The lower reservoir in particular is a breeding ground for species of frogs and toads and after a rainfall their sounds reach a symphonic level. They also attract snakes. Other garden residents include cicadas, species of butterflies and other insects, such as emerald jewel beetles, while the villa is home to geckos which are found in all parts of Thailand.

Keeping a watchful eye on all this are the villa's Thai dogs, adopted when they were abandoned at a nearby wat. When the mango trees are laden with fruit, around March, they are joined by a troop of macaques who make their home in a cave on Khao Hin Lek Fai.

== The villa ==
The grounds consist of three adjacent properties: the central Chom Dong Villa, and the later additions of Nornnon Villa to the southeast, and Cherngkhao Villa to the northeast. Khao Hin Lek Fai National Park forms the north and northwest boundaries.

The main villa is a long, simple two-storey structure facing east towards the sea, visible on a clear day. The upper storey is surrounded by a wide veranda typical of old Hua Hin seaside residences. The other two villas, Nornnon and Cherngkao, are single-storey bungalows. There is also a children's treehouse on a tamarind tree near Nornnon.

Chom Dong has a brick-surfaced open space for cooking "gai-ob-fang" (chicken baked in straw), a specialty of the house. Bales of rice straw are kept for this purpose, as are stacks of seasoned firewood for the pizza oven.
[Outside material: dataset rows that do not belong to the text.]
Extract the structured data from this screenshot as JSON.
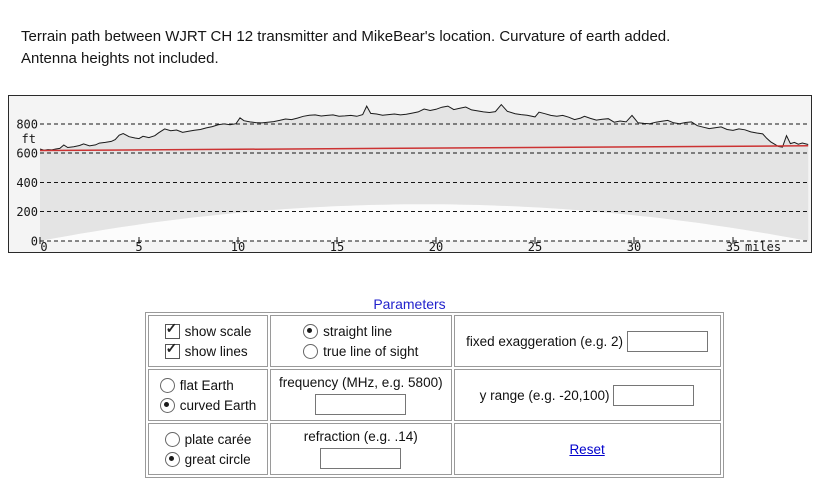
{
  "header": {
    "line1": "Terrain path between WJRT CH 12 transmitter and MikeBear's location. Curvature of earth added.",
    "line2": "Antenna heights not included."
  },
  "chart_data": {
    "type": "area",
    "title": "Terrain elevation profile between WJRT CH 12 transmitter and MikeBear's location",
    "xlabel": "miles",
    "ylabel": "ft",
    "xlim": [
      0,
      38.8
    ],
    "ylim": [
      0,
      980
    ],
    "xticks": [
      0,
      5,
      10,
      15,
      20,
      25,
      30,
      35
    ],
    "yticks": [
      0,
      200,
      400,
      600,
      800
    ],
    "x_unit_label": "miles",
    "y_unit_label": "ft",
    "grid": "horizontal-dashed",
    "legend": "none",
    "colors": {
      "terrain_line": "#1a1a1a",
      "terrain_fill": "#e4e4e4",
      "sky_background": "#f4f4f4",
      "below_curvature_fill": "#fcfcfc",
      "sight_line": "#cc3333"
    },
    "series": [
      {
        "name": "terrain_elevation_ft",
        "points": [
          [
            0,
            628
          ],
          [
            0.2,
            620
          ],
          [
            0.4,
            624
          ],
          [
            0.6,
            622
          ],
          [
            0.8,
            628
          ],
          [
            1.0,
            632
          ],
          [
            1.2,
            655
          ],
          [
            1.4,
            638
          ],
          [
            1.7,
            644
          ],
          [
            2.0,
            652
          ],
          [
            2.2,
            663
          ],
          [
            2.5,
            649
          ],
          [
            2.8,
            656
          ],
          [
            3.0,
            668
          ],
          [
            3.3,
            673
          ],
          [
            3.6,
            680
          ],
          [
            3.8,
            692
          ],
          [
            4.0,
            722
          ],
          [
            4.2,
            734
          ],
          [
            4.5,
            712
          ],
          [
            4.8,
            703
          ],
          [
            5.0,
            699
          ],
          [
            5.2,
            715
          ],
          [
            5.5,
            706
          ],
          [
            5.8,
            719
          ],
          [
            6.0,
            739
          ],
          [
            6.3,
            765
          ],
          [
            6.6,
            753
          ],
          [
            6.9,
            758
          ],
          [
            7.2,
            741
          ],
          [
            7.5,
            749
          ],
          [
            7.8,
            756
          ],
          [
            8.1,
            761
          ],
          [
            8.4,
            772
          ],
          [
            8.7,
            781
          ],
          [
            9.0,
            793
          ],
          [
            9.3,
            799
          ],
          [
            9.6,
            794
          ],
          [
            9.9,
            801
          ],
          [
            10.1,
            841
          ],
          [
            10.3,
            821
          ],
          [
            10.6,
            813
          ],
          [
            10.9,
            808
          ],
          [
            11.2,
            806
          ],
          [
            11.5,
            811
          ],
          [
            11.8,
            815
          ],
          [
            12.1,
            823
          ],
          [
            12.4,
            833
          ],
          [
            12.7,
            829
          ],
          [
            13.0,
            839
          ],
          [
            13.3,
            851
          ],
          [
            13.6,
            859
          ],
          [
            13.9,
            861
          ],
          [
            14.2,
            853
          ],
          [
            14.5,
            857
          ],
          [
            14.8,
            861
          ],
          [
            15.1,
            852
          ],
          [
            15.4,
            854
          ],
          [
            15.7,
            857
          ],
          [
            16.0,
            851
          ],
          [
            16.3,
            863
          ],
          [
            16.5,
            921
          ],
          [
            16.7,
            871
          ],
          [
            17.0,
            867
          ],
          [
            17.3,
            859
          ],
          [
            17.6,
            863
          ],
          [
            17.9,
            867
          ],
          [
            18.2,
            861
          ],
          [
            18.5,
            865
          ],
          [
            18.8,
            873
          ],
          [
            19.1,
            881
          ],
          [
            19.4,
            901
          ],
          [
            19.7,
            891
          ],
          [
            20.0,
            899
          ],
          [
            20.3,
            913
          ],
          [
            20.6,
            921
          ],
          [
            20.9,
            897
          ],
          [
            21.2,
            906
          ],
          [
            21.5,
            915
          ],
          [
            21.8,
            895
          ],
          [
            22.1,
            888
          ],
          [
            22.4,
            881
          ],
          [
            22.7,
            877
          ],
          [
            23.0,
            883
          ],
          [
            23.3,
            931
          ],
          [
            23.6,
            885
          ],
          [
            24.0,
            869
          ],
          [
            24.3,
            863
          ],
          [
            24.6,
            859
          ],
          [
            25.0,
            847
          ],
          [
            25.2,
            879
          ],
          [
            25.5,
            869
          ],
          [
            25.8,
            857
          ],
          [
            26.1,
            851
          ],
          [
            26.4,
            857
          ],
          [
            26.7,
            845
          ],
          [
            27.0,
            829
          ],
          [
            27.3,
            839
          ],
          [
            27.5,
            851
          ],
          [
            27.8,
            837
          ],
          [
            28.1,
            825
          ],
          [
            28.4,
            831
          ],
          [
            28.7,
            835
          ],
          [
            29.0,
            811
          ],
          [
            29.3,
            819
          ],
          [
            29.6,
            813
          ],
          [
            29.9,
            857
          ],
          [
            30.2,
            807
          ],
          [
            30.5,
            803
          ],
          [
            30.8,
            801
          ],
          [
            31.1,
            811
          ],
          [
            31.4,
            817
          ],
          [
            31.7,
            823
          ],
          [
            32.0,
            807
          ],
          [
            32.3,
            801
          ],
          [
            32.6,
            809
          ],
          [
            32.9,
            813
          ],
          [
            33.2,
            787
          ],
          [
            33.5,
            777
          ],
          [
            33.8,
            767
          ],
          [
            34.1,
            773
          ],
          [
            34.4,
            779
          ],
          [
            34.7,
            761
          ],
          [
            35.0,
            755
          ],
          [
            35.3,
            765
          ],
          [
            35.6,
            759
          ],
          [
            35.9,
            745
          ],
          [
            36.2,
            737
          ],
          [
            36.5,
            731
          ],
          [
            36.7,
            701
          ],
          [
            36.9,
            677
          ],
          [
            37.1,
            661
          ],
          [
            37.3,
            645
          ],
          [
            37.5,
            641
          ],
          [
            37.7,
            719
          ],
          [
            37.9,
            665
          ],
          [
            38.1,
            673
          ],
          [
            38.3,
            661
          ],
          [
            38.5,
            669
          ],
          [
            38.8,
            659
          ]
        ]
      },
      {
        "name": "straight_sight_line_ft",
        "points": [
          [
            0,
            618
          ],
          [
            38.8,
            650
          ]
        ]
      },
      {
        "name": "earth_curvature_bulge_ft",
        "formula": "bulge(d) = d*(D-d)/1.5",
        "D_miles": 38.8,
        "max_ft": 251
      }
    ]
  },
  "parameters": {
    "heading": "Parameters",
    "show_scale": {
      "label": "show scale",
      "checked": true
    },
    "show_lines": {
      "label": "show lines",
      "checked": true
    },
    "line_mode": {
      "straight": {
        "label": "straight line",
        "selected": true
      },
      "true_los": {
        "label": "true line of sight",
        "selected": false
      }
    },
    "earth_model": {
      "flat": {
        "label": "flat Earth",
        "selected": false
      },
      "curved": {
        "label": "curved Earth",
        "selected": true
      }
    },
    "projection": {
      "plate": {
        "label": "plate carée",
        "selected": false
      },
      "great": {
        "label": "great circle",
        "selected": true
      }
    },
    "fixed_exaggeration": {
      "label": "fixed exaggeration (e.g. 2)",
      "value": ""
    },
    "frequency": {
      "label": "frequency (MHz, e.g. 5800)",
      "value": ""
    },
    "y_range": {
      "label": "y range (e.g. -20,100)",
      "value": ""
    },
    "refraction": {
      "label": "refraction (e.g. .14)",
      "value": ""
    },
    "reset_label": "Reset"
  }
}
=== History of the villa ===
On November 30, 1975, the foundation stone was laid for a "pra tamnak" or royal villa, named "Chom Dong ("woodland vista") by HM Queen Ramphaiphanni, consort of HM King Rama VII. This became her country retreat during the last years of her life. Here she spent many months at a time. There were visits by members of the royal family from Klai Kangwol Palace in Hua Hin. She regularly played a few holes of golf at the nearby Royal Hua Hin Golf Course.

The villa stood in peaceful isolation during its first two decades, but lately houses and residential communities began to spring up nearby as Hua Hin expanded. The road to the villa has been widened and extended up Khao Hin Lek Fai where a public garden and several viewpoints have been built. These developments have changed the ambience of the garden somewhat, but the grounds are extensive enough to maintain privacy and continue to be a sanctuary for plants and wildlife.
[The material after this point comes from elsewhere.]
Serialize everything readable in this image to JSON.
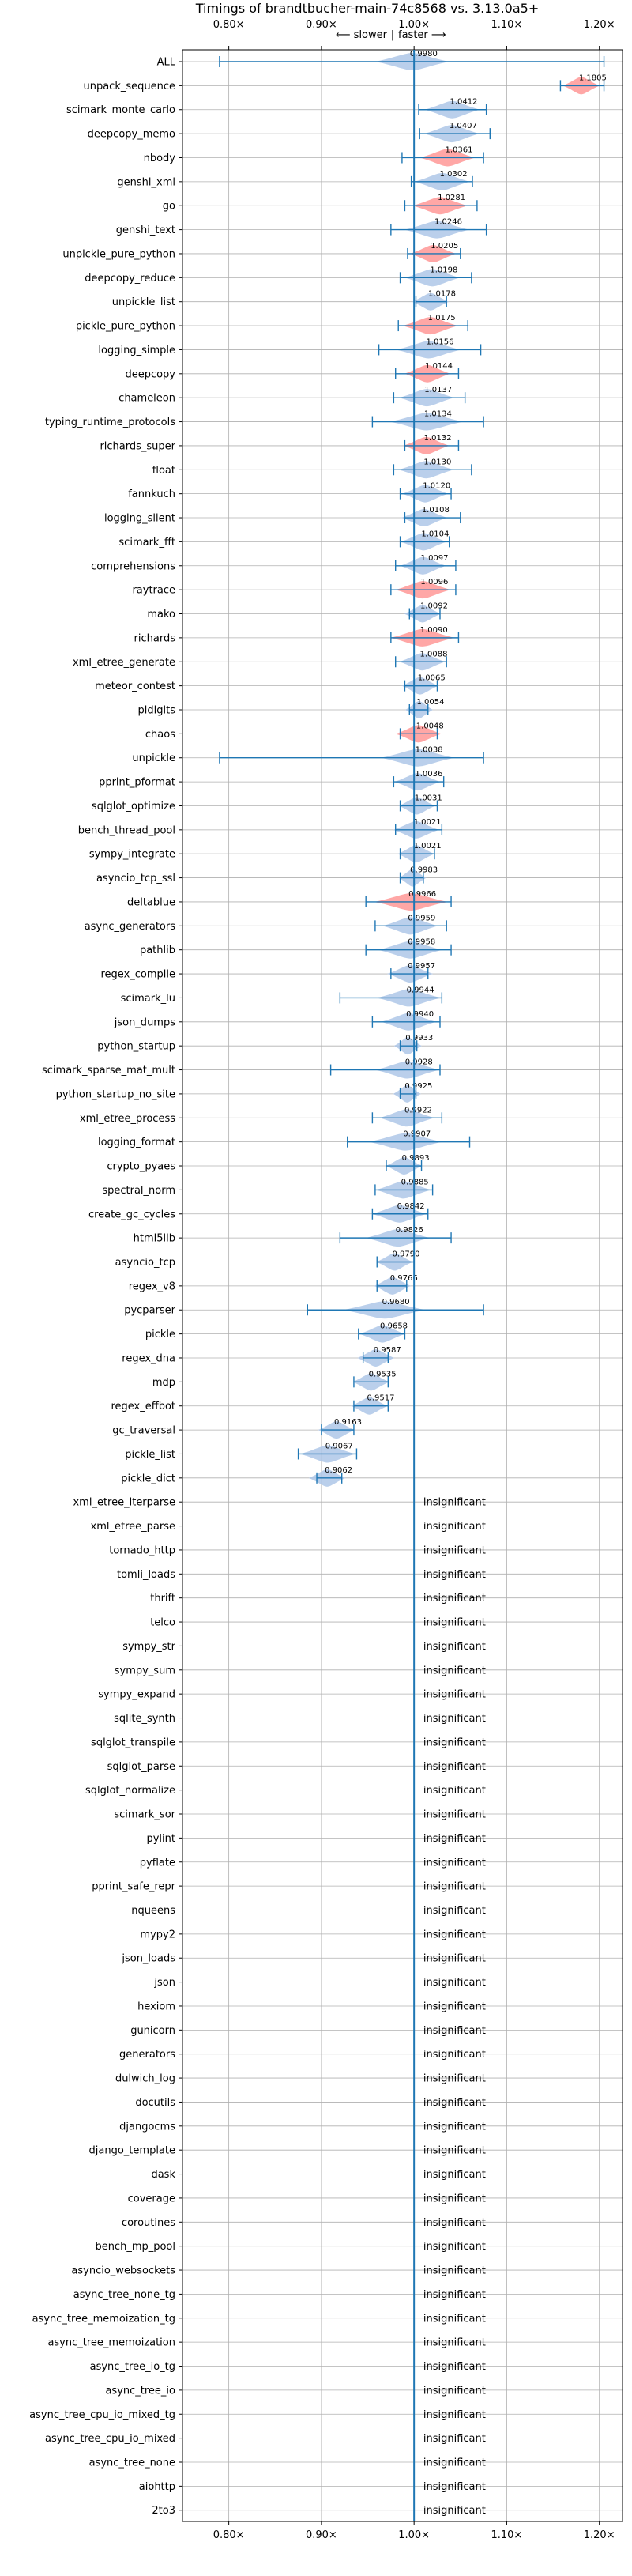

=== Sports and leisure ===
In recent months a 9-hole 735 yard par-3 golf course and an archery range have been added to Chom Dong. Hua Hin is known for its golf courses. There is a full-size golf course next door, Royal Hua Hin Golf Course, a mature links-style course from the 1920s. It is Thailand's oldest golf course and still one of the best. Nearby are a dozen international standard golf courses, such as Palm Hills, Black Mountain, and Majestic Creek. All are open to the public.
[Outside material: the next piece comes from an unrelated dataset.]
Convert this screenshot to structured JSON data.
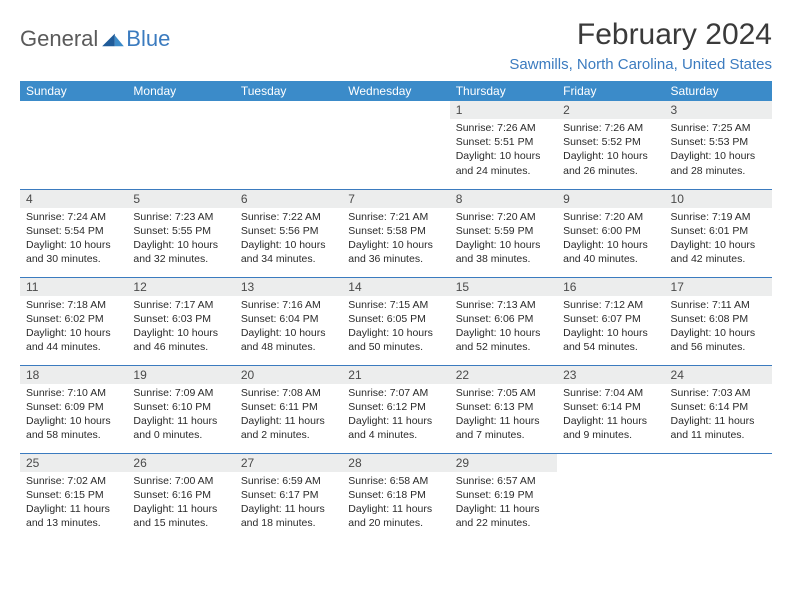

There are numerous leisure activities at Chom Dong, both within the villa and in the garden. Hua Hin Beach is only a few minutes drive away. Within the main villa is a billiards room and a table football table for eight players. The wooden players have been customised to wear the colours of two of Bangkok's top universities. There is an extensive library in Chom Dong Villa and also in Baan Cherngkao. Hua Hin is 10 degrees north of the Equator and despite worsening light pollution in recent years, it is still possible to enjoy stargazing at night. A large collection of toys have accumulated over the past three generations, including steam engines and electric trains.